Satan’s diving bottle

Eastern Massif, Picos de Europa, Northern Spain

Satan’s diving bottle

So when I talked in the last post about the diving bottle filled with the heavist gas known to man, I lied, today’s diving bottle was filled with an even heavier gas…

Plan today was for madPhil and Dave to take a bag of rope and rig all the down pitches to Consort Hall, the location of the main underground camp. At the same time, myself and Derek would bring the next diving bottle through the entrance series, picking up the original one on route and depositing them both at the top of Boulder Hall.

As most of my caving equipment was already down at the entrance to Nacimiento, a very quick pack should have occurred, but a lot of faffing occurred trying to get the diving bottle into a comfortable position on my back. Lunch hastily prepared, something to look forward to today, a tin of sardines and a half chewed salami.

Walk down to the cave not too bad today, borrowing a couple of walking poles to ease the pressure on my knee. No sign of the others on arrival at the entrance, so a quick change and we crossed the canal with the bottle and some small bags.

Nearly a disaster when the metal ring on the tackle sack come off nearly sending the diving tank and me through Derek and back into the canal. Changed over to a better bag, picked up first aid kit and stove destined for the camp and set off.

This time round lugging the diving bottle was considerably harder work. Each pull and push on the bag was accompanied by a grunt and an unrepeatable expletive. It was if the bag was nailed to the floor.

Eventually we slowly made our way through the entrance series and up toward the start of the Ramp.

Lunch was a sorry affair with the main excitement being when I opened the tin of mackeral and sprayed fishy tomato sauce all over my face. Spent the rest of the trip smelling of fish.

The Ramp is a 100m 45 degree angle muddy slope. The intention was to pick up the original dive bottle here, but as luck would have it, it had gone. Hope was shortlived as it was at the top of the ramp now, having been moved by madPhil and Dave.

Easy going to Boulder Hall, where we took the bottles up to the top of the chamber, and pulled them up a short climb into Brian Baru’s place. I had hoped to get them just slightly further to the top of the main pitch, but an awkward muddy climb was impossible for me to get up without some form of protection.

Bottles deposited we started to make our way back down Boulder Hall, about half way down I spotted another slope heading off and had a quick poke up it. It lead to a series of interconnected chambers and passages, quite extensive with a lot of formations. I headed down a rather steep slope, around 10m, and dropped off the end. Looking back up it, and being on my own now, a slight moment of concern when I realised I might not be able to get back up. I was down anyway so I had a quick look round, no obvious way on and no draft, so I headed back to the climb. Derek appeared at the top of the climb and probably sat trying not to laugh, as I did my best Spiderman impression, trying to cram myself into one side of the climb and wiggle up the side of the climb. Eventually I reached the top and breathed a small sigh of relief, that could have been quite embarrassing and I had already eaten my emergency chocolate bar.

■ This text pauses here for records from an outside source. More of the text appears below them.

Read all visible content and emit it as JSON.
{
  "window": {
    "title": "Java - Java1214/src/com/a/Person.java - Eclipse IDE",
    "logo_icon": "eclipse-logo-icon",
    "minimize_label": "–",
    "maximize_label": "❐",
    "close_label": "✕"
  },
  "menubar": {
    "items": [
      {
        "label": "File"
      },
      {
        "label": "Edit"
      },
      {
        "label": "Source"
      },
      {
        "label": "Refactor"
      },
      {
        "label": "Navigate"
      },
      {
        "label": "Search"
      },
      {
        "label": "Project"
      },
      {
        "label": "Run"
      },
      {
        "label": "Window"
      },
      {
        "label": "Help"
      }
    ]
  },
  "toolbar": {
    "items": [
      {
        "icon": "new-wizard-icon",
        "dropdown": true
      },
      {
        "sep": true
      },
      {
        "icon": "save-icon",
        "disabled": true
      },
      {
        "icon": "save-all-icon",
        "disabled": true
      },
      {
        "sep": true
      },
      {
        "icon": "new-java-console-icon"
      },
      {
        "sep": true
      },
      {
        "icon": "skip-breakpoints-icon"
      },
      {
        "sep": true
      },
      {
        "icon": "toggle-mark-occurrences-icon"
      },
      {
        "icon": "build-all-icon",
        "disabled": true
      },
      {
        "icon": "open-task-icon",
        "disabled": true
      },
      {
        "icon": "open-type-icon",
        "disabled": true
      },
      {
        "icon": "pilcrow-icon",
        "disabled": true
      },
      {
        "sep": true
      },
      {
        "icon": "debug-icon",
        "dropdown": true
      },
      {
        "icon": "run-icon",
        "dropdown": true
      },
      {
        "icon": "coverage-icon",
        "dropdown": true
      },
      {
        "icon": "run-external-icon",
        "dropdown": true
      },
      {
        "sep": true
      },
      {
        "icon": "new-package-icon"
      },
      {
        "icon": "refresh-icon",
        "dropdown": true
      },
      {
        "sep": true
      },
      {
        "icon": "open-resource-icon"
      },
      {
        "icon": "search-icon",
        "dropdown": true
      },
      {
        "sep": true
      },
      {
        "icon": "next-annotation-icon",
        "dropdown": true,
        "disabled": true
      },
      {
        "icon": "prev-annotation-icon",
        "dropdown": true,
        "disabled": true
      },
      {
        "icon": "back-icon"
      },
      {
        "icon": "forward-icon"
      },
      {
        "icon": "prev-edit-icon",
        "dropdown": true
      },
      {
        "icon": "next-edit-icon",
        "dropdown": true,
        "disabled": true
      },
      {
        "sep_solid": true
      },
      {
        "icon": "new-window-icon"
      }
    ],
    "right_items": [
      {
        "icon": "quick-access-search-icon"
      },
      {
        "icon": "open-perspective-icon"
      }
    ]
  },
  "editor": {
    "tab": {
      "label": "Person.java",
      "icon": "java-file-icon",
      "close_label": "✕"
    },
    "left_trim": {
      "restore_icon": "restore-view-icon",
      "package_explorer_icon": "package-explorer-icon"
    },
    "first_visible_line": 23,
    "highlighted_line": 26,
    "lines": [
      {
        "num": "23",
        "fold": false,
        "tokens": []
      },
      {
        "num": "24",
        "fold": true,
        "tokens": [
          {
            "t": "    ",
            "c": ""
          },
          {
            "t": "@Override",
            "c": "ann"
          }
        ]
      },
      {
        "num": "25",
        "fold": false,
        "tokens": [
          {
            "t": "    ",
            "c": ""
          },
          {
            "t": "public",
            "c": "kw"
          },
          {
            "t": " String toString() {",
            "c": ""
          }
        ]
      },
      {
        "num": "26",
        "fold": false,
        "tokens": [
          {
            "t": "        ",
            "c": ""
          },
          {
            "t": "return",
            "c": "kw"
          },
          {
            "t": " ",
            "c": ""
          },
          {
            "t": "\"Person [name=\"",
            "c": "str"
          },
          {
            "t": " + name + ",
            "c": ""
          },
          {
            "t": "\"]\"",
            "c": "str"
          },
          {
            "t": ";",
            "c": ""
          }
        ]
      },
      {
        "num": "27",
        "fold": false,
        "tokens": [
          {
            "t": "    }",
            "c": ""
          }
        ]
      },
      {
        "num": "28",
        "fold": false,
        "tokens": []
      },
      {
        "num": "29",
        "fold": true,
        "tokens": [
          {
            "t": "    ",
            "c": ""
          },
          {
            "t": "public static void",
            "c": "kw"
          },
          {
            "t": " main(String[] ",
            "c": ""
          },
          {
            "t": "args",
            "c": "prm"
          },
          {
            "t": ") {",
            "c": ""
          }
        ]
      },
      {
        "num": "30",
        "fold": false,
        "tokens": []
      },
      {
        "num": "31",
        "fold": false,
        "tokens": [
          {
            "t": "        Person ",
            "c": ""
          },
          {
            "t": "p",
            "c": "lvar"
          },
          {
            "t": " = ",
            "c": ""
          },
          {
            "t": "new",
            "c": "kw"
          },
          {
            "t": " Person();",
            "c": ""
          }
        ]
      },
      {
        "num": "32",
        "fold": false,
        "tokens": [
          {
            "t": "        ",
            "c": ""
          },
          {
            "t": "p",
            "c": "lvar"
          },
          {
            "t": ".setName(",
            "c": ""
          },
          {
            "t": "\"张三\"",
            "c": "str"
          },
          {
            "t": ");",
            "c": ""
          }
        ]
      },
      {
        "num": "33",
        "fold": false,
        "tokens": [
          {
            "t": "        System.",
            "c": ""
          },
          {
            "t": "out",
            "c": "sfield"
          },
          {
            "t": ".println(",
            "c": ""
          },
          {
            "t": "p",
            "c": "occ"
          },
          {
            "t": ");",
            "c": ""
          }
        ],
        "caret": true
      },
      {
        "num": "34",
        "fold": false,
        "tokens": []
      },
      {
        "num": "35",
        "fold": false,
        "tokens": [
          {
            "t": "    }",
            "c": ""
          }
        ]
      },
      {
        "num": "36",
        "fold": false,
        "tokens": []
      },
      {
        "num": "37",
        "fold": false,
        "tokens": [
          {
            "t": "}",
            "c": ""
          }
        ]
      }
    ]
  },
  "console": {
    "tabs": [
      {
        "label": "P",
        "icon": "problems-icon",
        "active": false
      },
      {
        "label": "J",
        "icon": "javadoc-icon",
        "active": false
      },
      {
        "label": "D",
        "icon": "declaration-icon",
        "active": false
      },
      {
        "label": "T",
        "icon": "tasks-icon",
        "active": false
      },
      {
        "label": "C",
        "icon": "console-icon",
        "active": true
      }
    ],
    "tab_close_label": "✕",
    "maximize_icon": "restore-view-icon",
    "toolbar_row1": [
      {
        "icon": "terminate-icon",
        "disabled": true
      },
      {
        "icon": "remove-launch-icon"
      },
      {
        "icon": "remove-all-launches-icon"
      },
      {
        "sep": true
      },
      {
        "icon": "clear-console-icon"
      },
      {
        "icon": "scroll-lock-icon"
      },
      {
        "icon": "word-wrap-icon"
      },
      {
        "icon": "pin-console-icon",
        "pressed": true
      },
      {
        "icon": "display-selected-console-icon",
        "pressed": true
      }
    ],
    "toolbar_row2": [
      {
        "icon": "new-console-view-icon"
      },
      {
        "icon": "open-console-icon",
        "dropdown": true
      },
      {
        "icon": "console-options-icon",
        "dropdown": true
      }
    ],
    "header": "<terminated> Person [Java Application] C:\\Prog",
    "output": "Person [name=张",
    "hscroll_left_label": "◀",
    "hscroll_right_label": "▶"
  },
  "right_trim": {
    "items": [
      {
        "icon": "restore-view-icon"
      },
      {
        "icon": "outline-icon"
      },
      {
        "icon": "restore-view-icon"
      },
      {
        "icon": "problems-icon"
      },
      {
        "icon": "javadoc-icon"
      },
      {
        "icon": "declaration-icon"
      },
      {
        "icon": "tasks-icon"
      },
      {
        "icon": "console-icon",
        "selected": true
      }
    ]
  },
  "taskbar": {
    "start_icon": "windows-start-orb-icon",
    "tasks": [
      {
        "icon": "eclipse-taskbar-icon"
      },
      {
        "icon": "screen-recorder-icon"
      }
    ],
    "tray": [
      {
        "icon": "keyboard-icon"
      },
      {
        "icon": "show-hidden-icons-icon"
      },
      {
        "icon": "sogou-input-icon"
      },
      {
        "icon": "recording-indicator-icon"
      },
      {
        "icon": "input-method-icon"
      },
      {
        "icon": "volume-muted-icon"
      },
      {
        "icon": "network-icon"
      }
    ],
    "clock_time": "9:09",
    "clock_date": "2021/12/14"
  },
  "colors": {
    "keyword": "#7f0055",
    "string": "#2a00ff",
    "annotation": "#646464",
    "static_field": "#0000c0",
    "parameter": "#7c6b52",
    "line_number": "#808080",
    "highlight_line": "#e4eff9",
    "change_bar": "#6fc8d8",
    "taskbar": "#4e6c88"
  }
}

We carried on back towards the entrance to finish off a little bit more of the depth readings for Derek and we exited the cave.

Trip back up the hill was slow, with horseflies being the source of further swearing. By far the most evil of sciences creation, after Martin’s diving bottle.

 

MadPhil and Dave returned back to the bunkhouse later, with news that cave rigged as far as Consort Hall now. A couple of pitches had to be re-rigged, as the rope had been mistakenly removed last year. Good news was the sump part way through the cave had not filled again, and was at the same level as last year.